A minute later, she returned with the reporter, a mild-looking mom type. “I’m Cyndi,” the reporter said, putting her digital recorder down on the table between us. “Thank you for meeting me, especially during exams. You must be busy.”
“Sure,” I said. “Actually, I have my first exam next week. In Spanish. So if we could do this in Spanish, that would really help.”
She grinned. “No can do. Not only do I not speak Spanish, I don’t really speak sports. I’ve never interviewed a hockey player before. Do you have any tips for me?” She was trying to put me at ease, I guess.
“I’m sure you’ll be fine,” I told her. “We don’t like to see the words ‘bloodthirsty’ or ‘violent brutes,’ though.”
She gave me a smile. “Tell me why you left Saint B's.”
Straight to the point. Great
. “Well, okay. On a Sunday night near the end of the regular season, that would have been last March, the head coach learned of my sexual orientation. He called me in Monday morning and told me to clear out my gear. He said, ‘I don’t want that in my locker room.’”
She flinched. “That must have hurt.”
She wanted to talk about my feelings, but I wasn’t going there. “Honestly, it’s about the most lukewarm hate speech ever written.”
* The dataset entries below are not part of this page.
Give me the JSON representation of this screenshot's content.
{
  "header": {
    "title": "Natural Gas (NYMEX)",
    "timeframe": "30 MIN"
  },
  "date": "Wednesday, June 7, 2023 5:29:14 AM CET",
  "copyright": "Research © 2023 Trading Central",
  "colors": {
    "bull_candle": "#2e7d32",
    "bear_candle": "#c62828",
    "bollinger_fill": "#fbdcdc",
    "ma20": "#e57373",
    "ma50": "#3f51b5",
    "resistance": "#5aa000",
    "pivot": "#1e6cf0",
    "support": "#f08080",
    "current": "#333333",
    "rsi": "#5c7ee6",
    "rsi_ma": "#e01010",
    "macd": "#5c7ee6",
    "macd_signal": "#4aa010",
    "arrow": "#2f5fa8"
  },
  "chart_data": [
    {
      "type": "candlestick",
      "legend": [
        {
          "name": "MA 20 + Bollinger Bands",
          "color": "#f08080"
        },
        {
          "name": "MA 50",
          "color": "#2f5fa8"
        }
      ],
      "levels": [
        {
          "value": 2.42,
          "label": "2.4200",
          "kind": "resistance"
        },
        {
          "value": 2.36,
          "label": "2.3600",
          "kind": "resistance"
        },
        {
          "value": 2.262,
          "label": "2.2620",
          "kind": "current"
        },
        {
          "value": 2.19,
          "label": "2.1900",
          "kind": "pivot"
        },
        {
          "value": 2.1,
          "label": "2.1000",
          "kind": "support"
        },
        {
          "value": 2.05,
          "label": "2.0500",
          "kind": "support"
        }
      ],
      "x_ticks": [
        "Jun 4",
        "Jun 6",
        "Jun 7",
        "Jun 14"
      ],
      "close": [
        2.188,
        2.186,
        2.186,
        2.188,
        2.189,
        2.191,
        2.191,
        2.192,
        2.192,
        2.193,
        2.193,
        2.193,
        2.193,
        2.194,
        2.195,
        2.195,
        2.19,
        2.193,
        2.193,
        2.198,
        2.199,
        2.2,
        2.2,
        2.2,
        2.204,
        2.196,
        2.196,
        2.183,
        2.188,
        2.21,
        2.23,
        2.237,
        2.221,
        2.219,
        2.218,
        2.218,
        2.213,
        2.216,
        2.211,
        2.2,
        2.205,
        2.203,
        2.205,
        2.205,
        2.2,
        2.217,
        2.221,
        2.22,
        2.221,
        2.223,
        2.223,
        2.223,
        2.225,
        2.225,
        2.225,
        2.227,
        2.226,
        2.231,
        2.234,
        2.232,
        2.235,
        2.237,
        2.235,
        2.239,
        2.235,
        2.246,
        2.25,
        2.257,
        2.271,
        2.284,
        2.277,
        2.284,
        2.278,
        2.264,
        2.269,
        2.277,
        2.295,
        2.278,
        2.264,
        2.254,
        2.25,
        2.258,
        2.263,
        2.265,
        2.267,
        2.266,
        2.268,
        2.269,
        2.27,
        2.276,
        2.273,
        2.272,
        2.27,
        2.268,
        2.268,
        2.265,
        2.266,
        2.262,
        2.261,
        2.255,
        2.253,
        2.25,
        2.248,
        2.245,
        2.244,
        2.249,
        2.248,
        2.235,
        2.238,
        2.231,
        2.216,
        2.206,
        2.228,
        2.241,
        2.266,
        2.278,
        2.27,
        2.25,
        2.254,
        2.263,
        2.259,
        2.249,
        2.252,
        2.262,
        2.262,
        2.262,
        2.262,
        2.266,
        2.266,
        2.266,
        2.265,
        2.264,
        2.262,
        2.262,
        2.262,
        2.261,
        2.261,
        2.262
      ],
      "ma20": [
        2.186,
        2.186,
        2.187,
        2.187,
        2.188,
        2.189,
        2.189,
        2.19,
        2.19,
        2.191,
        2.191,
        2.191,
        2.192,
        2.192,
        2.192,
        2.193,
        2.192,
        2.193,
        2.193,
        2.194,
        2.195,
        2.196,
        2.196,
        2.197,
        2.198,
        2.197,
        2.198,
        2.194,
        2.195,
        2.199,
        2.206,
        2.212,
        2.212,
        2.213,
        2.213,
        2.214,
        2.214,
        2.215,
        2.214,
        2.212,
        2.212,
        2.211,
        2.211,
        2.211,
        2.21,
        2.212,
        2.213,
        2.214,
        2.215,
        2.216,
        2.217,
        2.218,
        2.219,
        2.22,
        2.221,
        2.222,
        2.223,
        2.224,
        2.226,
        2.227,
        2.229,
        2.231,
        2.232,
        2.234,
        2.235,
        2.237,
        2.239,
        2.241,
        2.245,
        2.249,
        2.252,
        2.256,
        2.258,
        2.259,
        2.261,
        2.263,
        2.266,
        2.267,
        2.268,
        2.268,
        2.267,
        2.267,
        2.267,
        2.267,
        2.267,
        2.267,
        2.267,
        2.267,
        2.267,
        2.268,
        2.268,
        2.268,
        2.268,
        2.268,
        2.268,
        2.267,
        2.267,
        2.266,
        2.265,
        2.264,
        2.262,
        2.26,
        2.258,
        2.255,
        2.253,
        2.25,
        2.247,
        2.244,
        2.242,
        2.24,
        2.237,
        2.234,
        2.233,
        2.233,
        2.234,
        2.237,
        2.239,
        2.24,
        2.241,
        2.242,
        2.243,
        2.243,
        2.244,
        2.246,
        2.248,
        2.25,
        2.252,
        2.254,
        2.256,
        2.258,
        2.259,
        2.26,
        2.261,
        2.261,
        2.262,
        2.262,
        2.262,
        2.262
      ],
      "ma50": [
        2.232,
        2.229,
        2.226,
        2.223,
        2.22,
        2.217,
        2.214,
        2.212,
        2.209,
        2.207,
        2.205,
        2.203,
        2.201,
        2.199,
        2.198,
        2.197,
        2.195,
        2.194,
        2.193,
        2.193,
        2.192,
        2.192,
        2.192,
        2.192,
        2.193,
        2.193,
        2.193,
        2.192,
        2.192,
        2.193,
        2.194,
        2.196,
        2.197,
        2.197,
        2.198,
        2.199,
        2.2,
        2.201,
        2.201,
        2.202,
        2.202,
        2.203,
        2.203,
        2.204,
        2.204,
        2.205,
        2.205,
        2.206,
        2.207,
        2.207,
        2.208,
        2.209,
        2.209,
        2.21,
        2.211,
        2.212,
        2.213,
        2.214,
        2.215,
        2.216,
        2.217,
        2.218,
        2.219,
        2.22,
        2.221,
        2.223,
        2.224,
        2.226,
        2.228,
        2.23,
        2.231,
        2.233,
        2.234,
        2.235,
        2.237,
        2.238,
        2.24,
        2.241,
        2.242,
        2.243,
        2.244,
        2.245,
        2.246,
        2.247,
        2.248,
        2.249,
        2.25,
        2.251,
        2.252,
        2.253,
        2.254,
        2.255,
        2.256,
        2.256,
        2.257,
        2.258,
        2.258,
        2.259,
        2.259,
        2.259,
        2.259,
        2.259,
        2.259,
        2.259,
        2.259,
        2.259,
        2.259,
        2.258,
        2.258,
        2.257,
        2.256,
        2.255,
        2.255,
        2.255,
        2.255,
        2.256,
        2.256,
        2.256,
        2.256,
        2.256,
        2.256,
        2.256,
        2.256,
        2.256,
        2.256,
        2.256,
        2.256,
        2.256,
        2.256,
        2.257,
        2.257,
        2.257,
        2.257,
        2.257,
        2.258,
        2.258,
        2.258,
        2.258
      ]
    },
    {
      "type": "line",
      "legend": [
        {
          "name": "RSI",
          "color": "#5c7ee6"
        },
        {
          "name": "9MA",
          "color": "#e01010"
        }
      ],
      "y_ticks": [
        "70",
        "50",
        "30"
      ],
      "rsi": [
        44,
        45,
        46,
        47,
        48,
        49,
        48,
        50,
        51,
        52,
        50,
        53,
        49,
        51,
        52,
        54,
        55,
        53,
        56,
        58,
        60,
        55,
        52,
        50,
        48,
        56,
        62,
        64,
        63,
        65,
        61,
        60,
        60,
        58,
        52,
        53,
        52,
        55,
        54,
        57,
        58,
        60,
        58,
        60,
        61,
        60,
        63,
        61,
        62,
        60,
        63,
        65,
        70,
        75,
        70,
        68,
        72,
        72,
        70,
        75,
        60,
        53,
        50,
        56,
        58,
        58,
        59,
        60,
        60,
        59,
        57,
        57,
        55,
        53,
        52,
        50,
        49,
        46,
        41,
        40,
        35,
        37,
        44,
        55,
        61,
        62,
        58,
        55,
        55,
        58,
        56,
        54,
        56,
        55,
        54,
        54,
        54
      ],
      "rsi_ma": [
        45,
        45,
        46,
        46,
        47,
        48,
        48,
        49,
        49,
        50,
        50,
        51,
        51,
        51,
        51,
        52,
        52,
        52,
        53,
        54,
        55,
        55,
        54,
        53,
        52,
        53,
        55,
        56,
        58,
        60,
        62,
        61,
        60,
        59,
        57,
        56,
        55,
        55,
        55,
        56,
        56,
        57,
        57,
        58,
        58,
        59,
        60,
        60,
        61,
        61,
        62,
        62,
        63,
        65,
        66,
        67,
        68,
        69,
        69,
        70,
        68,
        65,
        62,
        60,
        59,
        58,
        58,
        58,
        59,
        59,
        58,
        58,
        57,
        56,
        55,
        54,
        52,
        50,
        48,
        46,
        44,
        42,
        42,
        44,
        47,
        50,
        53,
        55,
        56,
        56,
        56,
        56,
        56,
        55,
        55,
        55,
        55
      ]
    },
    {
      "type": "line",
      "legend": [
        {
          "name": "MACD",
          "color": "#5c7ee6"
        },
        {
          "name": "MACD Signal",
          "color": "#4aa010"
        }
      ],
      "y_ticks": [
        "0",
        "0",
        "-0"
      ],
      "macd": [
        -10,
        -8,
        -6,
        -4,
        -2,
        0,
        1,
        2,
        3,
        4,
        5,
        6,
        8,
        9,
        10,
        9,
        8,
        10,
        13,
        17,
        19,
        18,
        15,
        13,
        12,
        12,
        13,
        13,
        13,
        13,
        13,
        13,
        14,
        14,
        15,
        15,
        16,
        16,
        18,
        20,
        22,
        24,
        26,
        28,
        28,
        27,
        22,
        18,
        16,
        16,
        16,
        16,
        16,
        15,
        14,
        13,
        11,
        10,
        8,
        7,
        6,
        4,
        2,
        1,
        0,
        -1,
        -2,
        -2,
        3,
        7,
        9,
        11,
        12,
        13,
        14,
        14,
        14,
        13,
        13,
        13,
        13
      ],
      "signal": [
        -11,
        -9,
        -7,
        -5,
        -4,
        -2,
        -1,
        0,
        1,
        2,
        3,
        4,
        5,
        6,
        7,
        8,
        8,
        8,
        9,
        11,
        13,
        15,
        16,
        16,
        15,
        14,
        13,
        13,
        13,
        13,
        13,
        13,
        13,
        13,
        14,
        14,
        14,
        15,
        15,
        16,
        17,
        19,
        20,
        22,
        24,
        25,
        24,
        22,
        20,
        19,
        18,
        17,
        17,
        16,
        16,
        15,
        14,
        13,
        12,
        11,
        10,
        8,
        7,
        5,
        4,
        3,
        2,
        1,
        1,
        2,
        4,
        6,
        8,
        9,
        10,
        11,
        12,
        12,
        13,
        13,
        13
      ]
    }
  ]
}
She tapped a pencil on her knee. “It doesn’t matter what words he used, though, does it? Were you surprised to be kicked off the team?”
Yay.
Now I would get to tell the reporter how stupid I was. “Yeah, actually I was surprised. Saint B's is a Catholic college, so I guess that makes me an idiot. But there’s a pretty active gay student group.” Not that I’d ever gone to an event. “And also, the college has ‘sexual orientation’ in its non-discrimination clause. I thought that would count for something.”
“I saw that, too,” she said. “That’s fairly progressive for a school with religious roots.”
I shrugged. I didn’t know whether it was or wasn’t. But when Saint B's started courting me, and offering me scholarship money, Skippy made me look it up. “You
cannot
play for them if they can toss you out for being gay,” he had said, grumpy that I wanted to go to school in Massachusetts instead of Vermont, where he’d be.